Agent and Environment
All of reinforcement learning is based on two main components, the agent and the environment. Let's use the gridworld below to get familiar with the two components.
In the gridworld the main player is represented by a circle. The player can move into 4 different directions: North, East, South and West. If the circle is against an outer wall or a barrier (red boxes) the circle can not move in that particular direction. The goal of the game is for the circle to reach the triangle in the bottom left corner in as few steps as possible. For the time being the circle moves randomly.
Intuitively we could say that the circle is the agent and the grid world is the environment, but that definition would not be entirely correct. There is actually a relatively strict separation between the agent and the environment.
Info
The agent is the decision maker.
All the agent can actually do is to make the decisions. In the case of the above gridworld the agent chooses the direction. Whether the circle actually moves in that direction is outside of the influence of the agent.
For example in the gridworld above the agent can decide to go north even when the circle is against a barrier or a wall in the northern direction. That decision might be legitimate in many grid worlds, but the position of the circle will not change.
The agent is the program that generates the decision and the decision of the agent is then relayed to the environment. The environment processes the decision, but that is not something that the agent can influence. In the simple grid-world game if the agent decides to go north the circle might actually move north or it could move in a totally different direction or not move at all.
Info
Anything outside of the agent is the environment.
The environment on the other hand is everything that is not the agent. The enviroment in the grid world reacts to the decisions of the agent and calculates what position the circle moves to. Additionally the environment rewards the agent for its decisions.
A different example that is often used to make the distinction between the agent and the environment is that of a robot that interacts with the real world.
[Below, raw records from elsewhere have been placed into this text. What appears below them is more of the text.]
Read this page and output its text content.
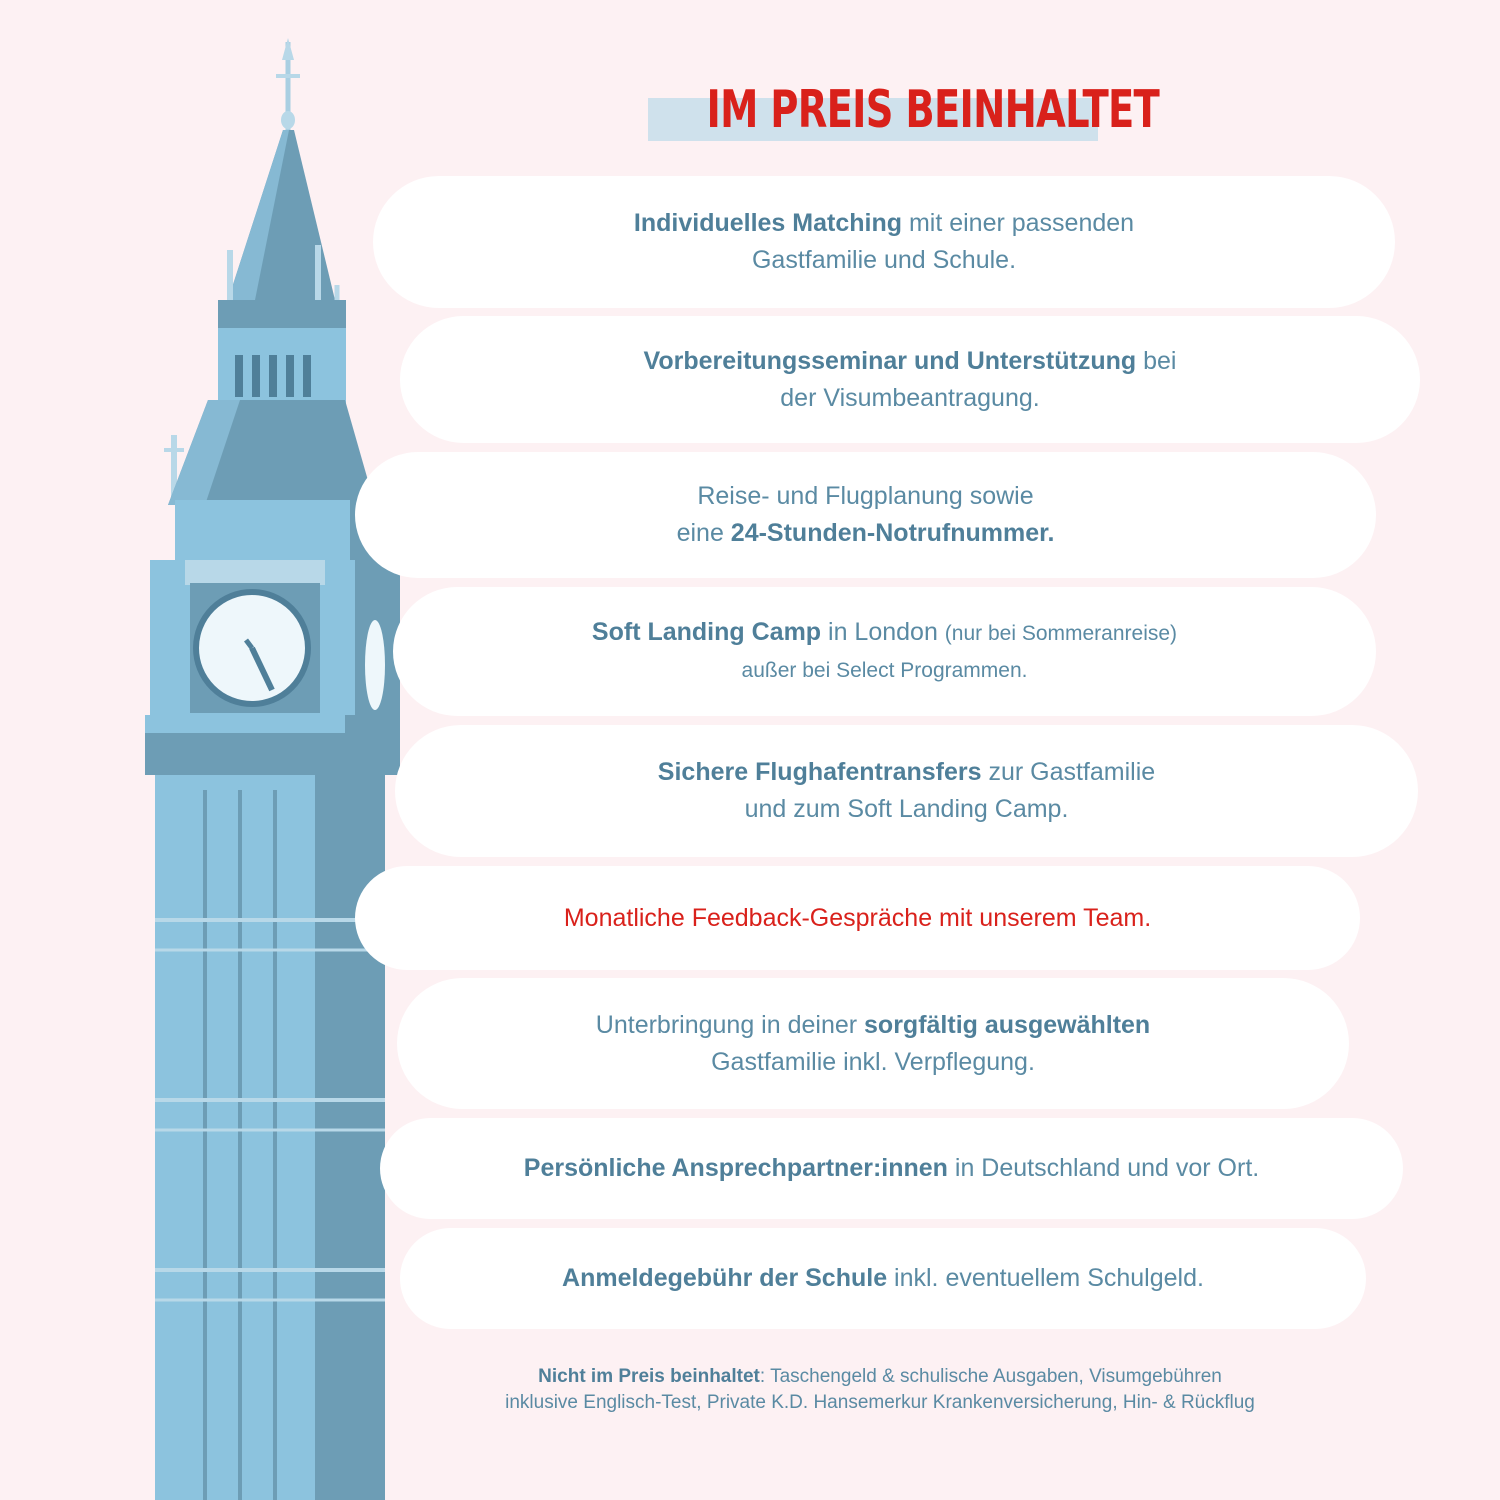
IM PREIS BEINHALTET
Individuelles Matching mit einer passenden
Gastfamilie und Schule.
Vorbereitungsseminar und Unterstützung bei
der Visumbeantragung.
Reise- und Flugplanung sowie
eine 24-Stunden-Notrufnummer.
Soft Landing Camp in London (nur bei Sommeranreise)
außer bei Select Programmen.
Sichere Flughafentransfers zur Gastfamilie
und zum Soft Landing Camp.
Monatliche Feedback-Gespräche mit unserem Team.
Unterbringung in deiner sorgfältig ausgewählten
Gastfamilie inkl. Verpflegung.
Persönliche Ansprechpartner:innen in Deutschland und vor Ort.
Anmeldegebühr der Schule inkl. eventuellem Schulgeld.
Nicht im Preis beinhaltet: Taschengeld & schulische Ausgaben, Visumgebühren
inklusive Englisch-Test, Private K.D. Hansemerkur Krankenversicherung, Hin- & Rückflug
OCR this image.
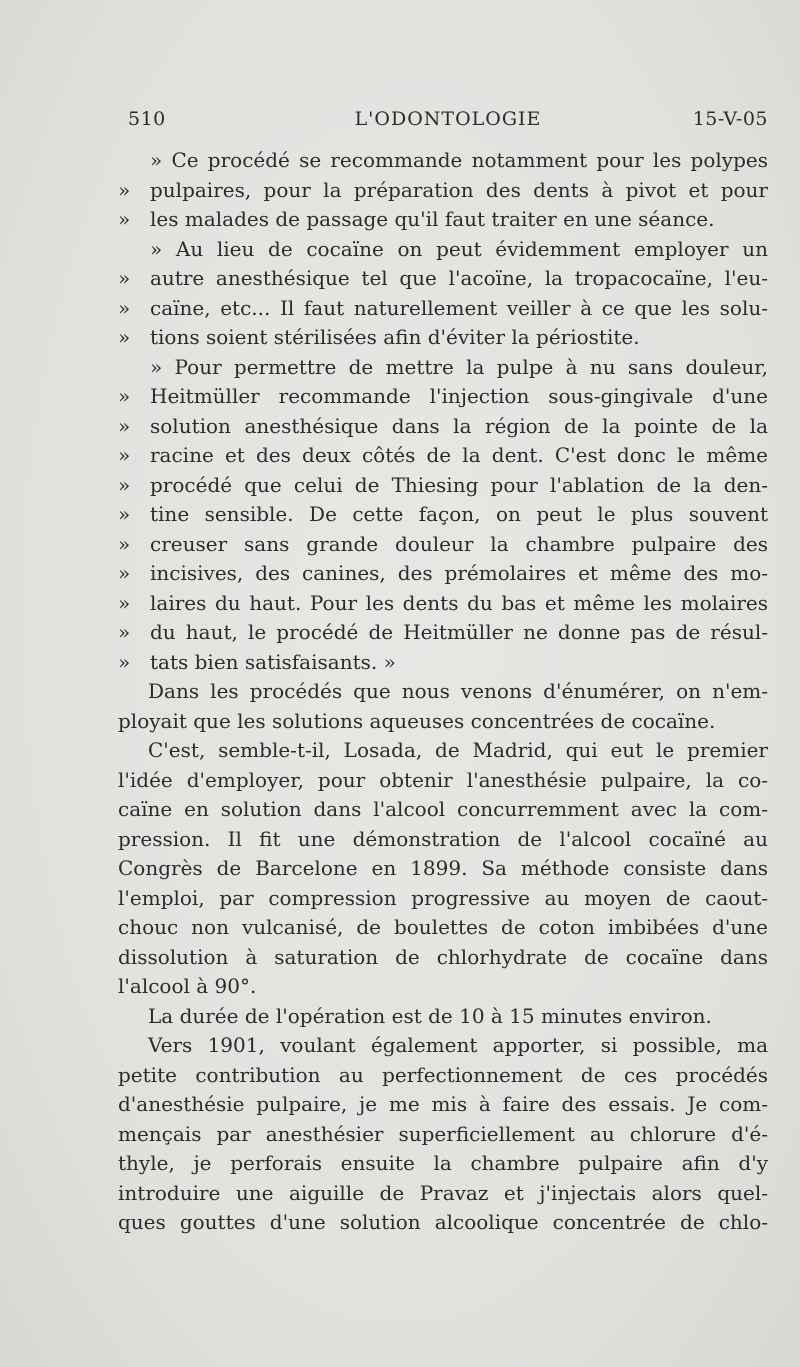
510	L'ODONTOLOGIE	15-V-05
» Ce procédé se recommande notamment pour les polypes
» pulpaires, pour la préparation des dents à pivot et pour
» les malades de passage qu'il faut traiter en une séance.
» Au lieu de cocaïne on peut évidemment employer un
» autre anesthésique tel que l'acoïne, la tropacocaïne, l'eu-
» caïne, etc... Il faut naturellement veiller à ce que les solu-
» tions soient stérilisées afin d'éviter la périostite.
» Pour permettre de mettre la pulpe à nu sans douleur,
» Heitmüller recommande l'injection sous-gingivale d'une
» solution anesthésique dans la région de la pointe de la
» racine et des deux côtés de la dent. C'est donc le même
» procédé que celui de Thiesing pour l'ablation de la den-
» tine sensible. De cette façon, on peut le plus souvent
» creuser sans grande douleur la chambre pulpaire des
» incisives, des canines, des prémolaires et même des mo-
» laires du haut. Pour les dents du bas et même les molaires
» du haut, le procédé de Heitmüller ne donne pas de résul-
» tats bien satisfaisants. »
Dans les procédés que nous venons d'énumérer, on n'em-
ployait que les solutions aqueuses concentrées de cocaïne.
C'est, semble-t-il, Losada, de Madrid, qui eut le premier
l'idée d'employer, pour obtenir l'anesthésie pulpaire, la co-
caïne en solution dans l'alcool concurremment avec la com-
pression. Il fit une démonstration de l'alcool cocaïné au
Congrès de Barcelone en 1899. Sa méthode consiste dans
l'emploi, par compression progressive au moyen de caout-
chouc non vulcanisé, de boulettes de coton imbibées d'une
dissolution à saturation de chlorhydrate de cocaïne dans
l'alcool à 90°.
La durée de l'opération est de 10 à 15 minutes environ.
Vers 1901, voulant également apporter, si possible, ma
petite contribution au perfectionnement de ces procédés
d'anesthésie pulpaire, je me mis à faire des essais. Je com-
mençais par anesthésier superficiellement au chlorure d'é-
thyle, je perforais ensuite la chambre pulpaire afin d'y
introduire une aiguille de Pravaz et j'injectais alors quel-
ques gouttes d'une solution alcoolique concentrée de chlo-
The goal of the agent might be to move the robot from right to left to recharge its battery. The agent sends the decison to move the robot. But it is entirely possible that the robot does not even start moving because the battery is already completely depleted. In this example the agent is the code that makes the decision to move left. While the arms, the legs, the cooling system of the robot, the battery, the floor and everything else in the image is part of the environment.
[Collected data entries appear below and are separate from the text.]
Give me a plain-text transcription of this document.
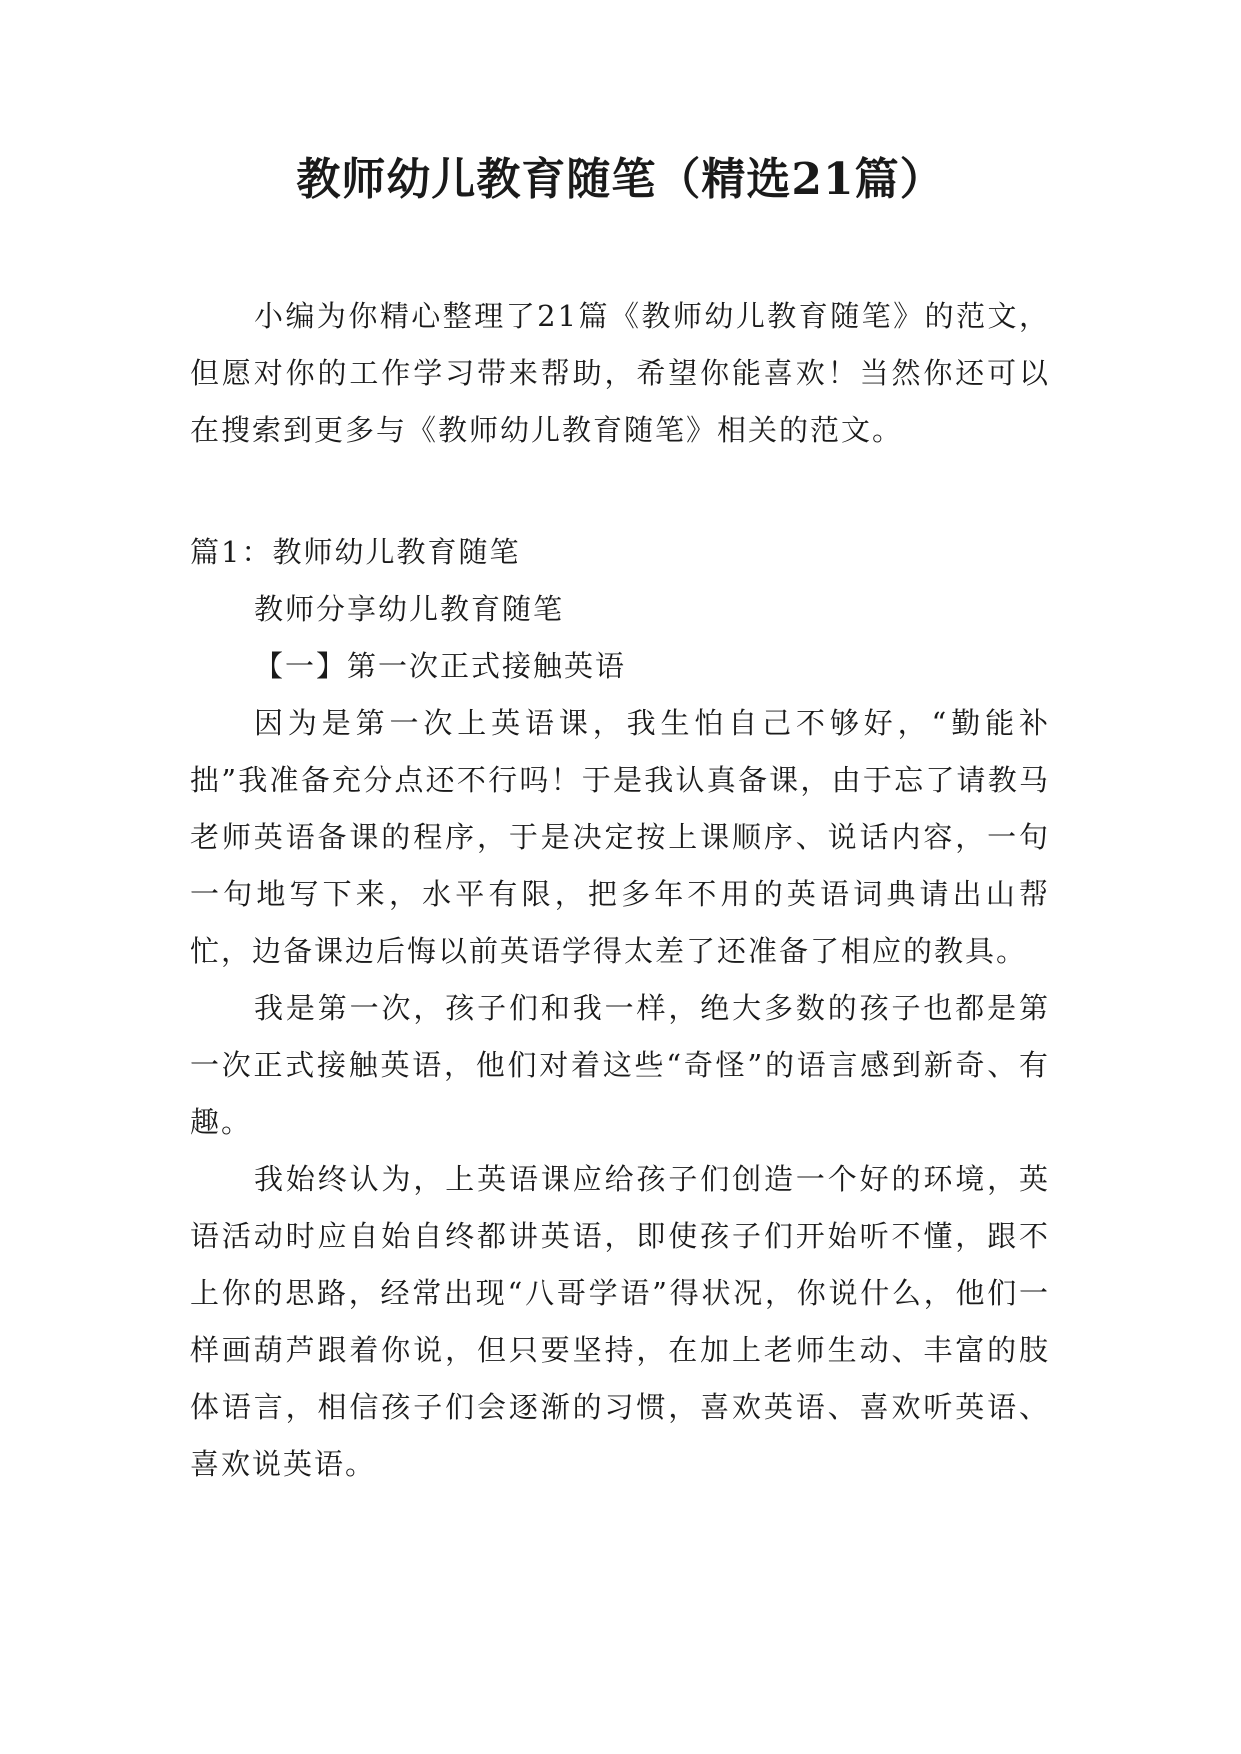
教师幼儿教育随笔（精选21篇）

小编为你精心整理了21篇《教师幼儿教育随笔》的范文，但愿对你的工作学习带来帮助，希望你能喜欢！当然你还可以在搜索到更多与《教师幼儿教育随笔》相关的范文。

篇1：教师幼儿教育随笔

教师分享幼儿教育随笔

【一】第一次正式接触英语

因为是第一次上英语课，我生怕自己不够好，“勤能补拙”我准备充分点还不行吗！于是我认真备课，由于忘了请教马老师英语备课的程序，于是决定按上课顺序、说话内容，一句一句地写下来，水平有限，把多年不用的英语词典请出山帮忙，边备课边后悔以前英语学得太差了还准备了相应的教具。

我是第一次，孩子们和我一样，绝大多数的孩子也都是第一次正式接触英语，他们对着这些“奇怪”的语言感到新奇、有趣。

我始终认为，上英语课应给孩子们创造一个好的环境，英语活动时应自始自终都讲英语，即使孩子们开始听不懂，跟不上你的思路，经常出现“八哥学语”得状况，你说什么，他们一样画葫芦跟着你说，但只要坚持，在加上老师生动、丰富的肢体语言，相信孩子们会逐渐的习惯，喜欢英语、喜欢听英语、喜欢说英语。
A similar argument can be made for a human or any other form of a biological machine. The neural network in our brain makes the decisions to move, to study or to sleep. How the body actually reacts is not really in our control. For example the movement could be stopped when you are parallyzed either because of an illness or through fear. The desire to study could be stopped through external triggers like the smell of food or a habit to listen to music. And the decision to go to bed to fall asleep is not always accompanied by actual sleep. We do not have full control of our body. For example, no matter how hard we try, we can not stop our heart though our will.